Friday, January 18, 2013

Basic Aloha Shirt Identification

Ok, so I made the first step to understanding how to identify vintage Aloha shirts. I conducted a Google search to learn the basics of how to discern the identify of an Aloha shirt. I've aggregated the knowledge and assembled it into a graphic. Sorry, I need to scrub the graphic a bit, it looks a tad sloppy.

I'll fully admit that this is my initial investigation into the topic, so some of the information may be erroneous or incomplete. I will revise this graphic as I learn more.

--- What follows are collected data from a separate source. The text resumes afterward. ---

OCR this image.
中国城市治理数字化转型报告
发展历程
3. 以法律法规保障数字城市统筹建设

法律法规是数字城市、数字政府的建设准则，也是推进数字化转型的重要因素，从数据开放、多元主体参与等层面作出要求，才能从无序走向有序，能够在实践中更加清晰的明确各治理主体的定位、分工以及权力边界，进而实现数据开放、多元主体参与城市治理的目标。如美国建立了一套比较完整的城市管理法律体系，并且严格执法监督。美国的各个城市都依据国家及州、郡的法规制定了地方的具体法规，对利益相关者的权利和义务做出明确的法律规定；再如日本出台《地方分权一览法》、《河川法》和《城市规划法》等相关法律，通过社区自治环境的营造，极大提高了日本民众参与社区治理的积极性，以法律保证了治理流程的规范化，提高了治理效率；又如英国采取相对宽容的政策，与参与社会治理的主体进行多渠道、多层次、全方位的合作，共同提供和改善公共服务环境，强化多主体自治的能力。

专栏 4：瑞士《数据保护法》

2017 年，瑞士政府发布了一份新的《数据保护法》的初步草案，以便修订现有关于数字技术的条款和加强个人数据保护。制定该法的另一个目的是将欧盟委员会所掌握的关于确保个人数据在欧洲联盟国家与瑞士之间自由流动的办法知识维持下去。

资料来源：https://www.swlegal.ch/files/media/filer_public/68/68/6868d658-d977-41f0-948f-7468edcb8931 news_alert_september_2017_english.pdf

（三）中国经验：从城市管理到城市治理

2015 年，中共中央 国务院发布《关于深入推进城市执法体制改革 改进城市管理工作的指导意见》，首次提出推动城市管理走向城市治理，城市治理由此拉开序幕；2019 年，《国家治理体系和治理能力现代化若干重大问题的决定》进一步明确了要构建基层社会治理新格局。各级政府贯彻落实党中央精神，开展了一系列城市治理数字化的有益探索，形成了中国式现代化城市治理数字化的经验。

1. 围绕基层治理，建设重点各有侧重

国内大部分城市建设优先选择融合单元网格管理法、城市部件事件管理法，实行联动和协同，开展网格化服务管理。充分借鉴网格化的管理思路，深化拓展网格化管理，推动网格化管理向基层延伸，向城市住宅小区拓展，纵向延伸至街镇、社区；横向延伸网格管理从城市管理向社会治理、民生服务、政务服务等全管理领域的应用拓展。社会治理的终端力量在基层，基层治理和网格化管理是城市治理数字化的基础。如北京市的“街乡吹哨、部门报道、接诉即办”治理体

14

I've already developed sort of a technique to weed out interesting and desirable shirts from the rest. If you've checked the clothing rack at your local thrift store, you will no doubt have run into numerous Cooke Street shirts and the like. They aren't bad shirts if you want something to wear (I believe the Cooke Street brand is sold through Costco). But they aren't quite what I'm looking for. Some things to look for include:

Manufacturer's label 
  • Well  known manufacturers (Kramer's, Liberty House, etc.).
  • Place of manufacture. Vintage shirts were made mostly in Hawaii, but to an extent in Japan and the Mainland. Shirts made in China, Indonesia, Russia, etc. are likely to be contemporary (note: there are always exceptions!).
  • How is the label attached? Fully-sewn in labels tend to be common up to the 1970s.  Shirts with the label sewn in on one side (so it is kind of flappy) dates from the 1970s to the present.
Fabric care label
  • Is there a label or not? If there is a label, does it have text or symbols? Fabric care labels came into use in the early 1960s. Symbols on fabric care labels came into use around the early 1970s.
  • Where is the fabric care label located? If the label is attached to the manufacturer's label, it might be from the 1960s to 1970s. Later shirts had the label placed on the inside side seam.
Buttons
  • Number of buttons. Shirts from the 1930s to the early 1950s commonly used three to four. But shirts from the 1930s through the 1970s often used up to five. Contemporary shirts often use six buttons.
  • Horizontal button holes are likely before the mid-1960s although they were still used into the 1970s. Vertical button holes are most common today, but have been used since the early days.
Collars
  •  Aloha shirts traditionally have long pointy collars. It was common to see narrow collars on shirts from the 1950s and 60s (similar I suppose to narrow ties and lapels found on men's suits). I've seen smaller collars on shirts from the 1980s as well.
Pockets
  • A number of sites say vintage or at least the best quality shirts have matching pockets (i.e. the pattern of the shirt matches the pattern on the shirt). This doesn't appear to be conclusive one way or another. A web search of photos of vintage Aloha shirts shows there is no consistency. Some shirts do have internal pockets.
Fabrics
  • Vintage shirts were made out of silk, rayon, and cotton. Polyester and poly/cotton blends appear to have come into use in the 1970s. The weight and feel of the fabric is important, as some vintage shirts 'feel' old while others don't. Learning more about fabric tactility is a skill I wish to develop further.